Absolutely. The only point of contention might be to agree on the indicator for when "the trend is bent". Is it at the MA30? the MA50? the MA100? the MA 200? x% below the last peak?
And is it a good idea to buy back if you realize that this time the trend change was a false signal - which can be a very expensive strategy?
Recognizing sticky trend changes and distinguishing them from bull and bear traps in real time is as impossible as knowing the peak or the trough when it occurs.
Everybody needs to define their own signals they are comfortable with ... and just fine tune them along the way, but no set of indicators will be "always right". You only can tune them "more or less aggressive" which either means more potential risks and more potential rewards or less potential risks but as well less potential rewards.
I usually back test moving averages,to see which one has the best record with the company I am looking at.
For long term holds I wait for a couple of weeks after the 200 day MA has been broken before deciding whether the market is wrong,or I am wrong.In the case of my two largest holdings the market has proven to be wrong,and in the case of HBL I did very well buying at $1.18 when the 200 day ma was over $1.20.
The Rainbow MA is best (on yahoo charts)
Mid point of guidance gives 45.89 cps earnings or 48.74 cps normalized for the $1.7m storm brand exit.
Choose what PE you think is appropriate.
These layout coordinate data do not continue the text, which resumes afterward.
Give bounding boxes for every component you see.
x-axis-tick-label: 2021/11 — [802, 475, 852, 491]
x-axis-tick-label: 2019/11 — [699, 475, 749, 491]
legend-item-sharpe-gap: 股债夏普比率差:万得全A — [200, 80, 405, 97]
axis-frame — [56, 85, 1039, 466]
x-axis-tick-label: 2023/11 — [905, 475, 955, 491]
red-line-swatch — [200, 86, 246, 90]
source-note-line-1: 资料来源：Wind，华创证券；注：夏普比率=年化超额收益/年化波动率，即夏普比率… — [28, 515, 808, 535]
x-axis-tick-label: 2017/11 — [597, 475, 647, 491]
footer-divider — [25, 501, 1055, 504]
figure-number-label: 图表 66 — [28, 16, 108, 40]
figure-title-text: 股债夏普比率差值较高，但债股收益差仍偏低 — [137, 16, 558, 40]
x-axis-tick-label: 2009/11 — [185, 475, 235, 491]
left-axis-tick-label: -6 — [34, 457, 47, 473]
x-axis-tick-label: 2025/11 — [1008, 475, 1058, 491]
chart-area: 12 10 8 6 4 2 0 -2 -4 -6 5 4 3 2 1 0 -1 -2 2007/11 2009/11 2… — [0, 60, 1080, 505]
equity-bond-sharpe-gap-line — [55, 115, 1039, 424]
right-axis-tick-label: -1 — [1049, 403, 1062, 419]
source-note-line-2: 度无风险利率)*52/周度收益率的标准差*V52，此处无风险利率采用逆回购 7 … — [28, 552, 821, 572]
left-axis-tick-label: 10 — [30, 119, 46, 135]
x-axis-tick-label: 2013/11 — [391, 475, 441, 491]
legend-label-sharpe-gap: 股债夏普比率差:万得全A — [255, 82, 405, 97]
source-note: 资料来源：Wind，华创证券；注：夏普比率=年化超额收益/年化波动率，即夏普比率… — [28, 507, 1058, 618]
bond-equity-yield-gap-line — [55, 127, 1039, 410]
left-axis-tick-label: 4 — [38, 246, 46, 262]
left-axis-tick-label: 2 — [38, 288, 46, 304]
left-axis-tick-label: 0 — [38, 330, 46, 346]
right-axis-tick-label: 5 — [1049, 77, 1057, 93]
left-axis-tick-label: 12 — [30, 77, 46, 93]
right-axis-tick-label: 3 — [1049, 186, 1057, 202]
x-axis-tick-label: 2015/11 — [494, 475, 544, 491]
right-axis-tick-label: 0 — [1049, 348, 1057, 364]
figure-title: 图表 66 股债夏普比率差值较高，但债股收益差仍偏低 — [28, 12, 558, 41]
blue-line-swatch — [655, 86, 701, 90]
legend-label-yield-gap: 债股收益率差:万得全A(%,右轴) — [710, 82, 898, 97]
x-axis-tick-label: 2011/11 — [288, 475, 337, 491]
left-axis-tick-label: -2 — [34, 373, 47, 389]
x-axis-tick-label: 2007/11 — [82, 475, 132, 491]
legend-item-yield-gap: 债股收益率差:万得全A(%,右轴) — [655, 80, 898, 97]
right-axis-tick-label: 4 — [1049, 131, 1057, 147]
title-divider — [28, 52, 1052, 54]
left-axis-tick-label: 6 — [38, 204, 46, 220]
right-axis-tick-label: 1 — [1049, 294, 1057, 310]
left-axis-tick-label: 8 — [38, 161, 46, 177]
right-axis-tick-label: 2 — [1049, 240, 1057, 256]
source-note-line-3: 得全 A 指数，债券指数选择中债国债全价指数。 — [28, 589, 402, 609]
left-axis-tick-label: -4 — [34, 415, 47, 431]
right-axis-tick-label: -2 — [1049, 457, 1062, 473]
If we use the first figure the historical PE is 13.1 at $6 and the latter 12.3.
At $7 those PE's expand to 15.25 and 14.36 respectively.
Remember that the currency has dropped a fair bit from its average level in FY18 but on the other hand growth in Australia with Glassons appears to be very good and momentum for a brand counts for a lot.
Full and fair value now ? You folks be the judge.
It took bit of time for price to move from $4 range to $5 mark, but then the move from $5 to $6 was pretty rapid and swift. May be $6 handle is the appropriate range for it.
I guess the difficulty in assessing HLG's value is - are they a cyclical close to the top of the cycle or are they now a growth company?
Based on historic numbers (backward 10 year EPS CAGR - 4.3%, backward 10 year revenue CAGR - 3.8%) are they a very modestly growing cyclical.
Obviously - things might be different this time. However - only time will tell.
Without this information there is no basis in determining whether the current PE is cheap or dear. I certainly would consider it dear for a cyclical.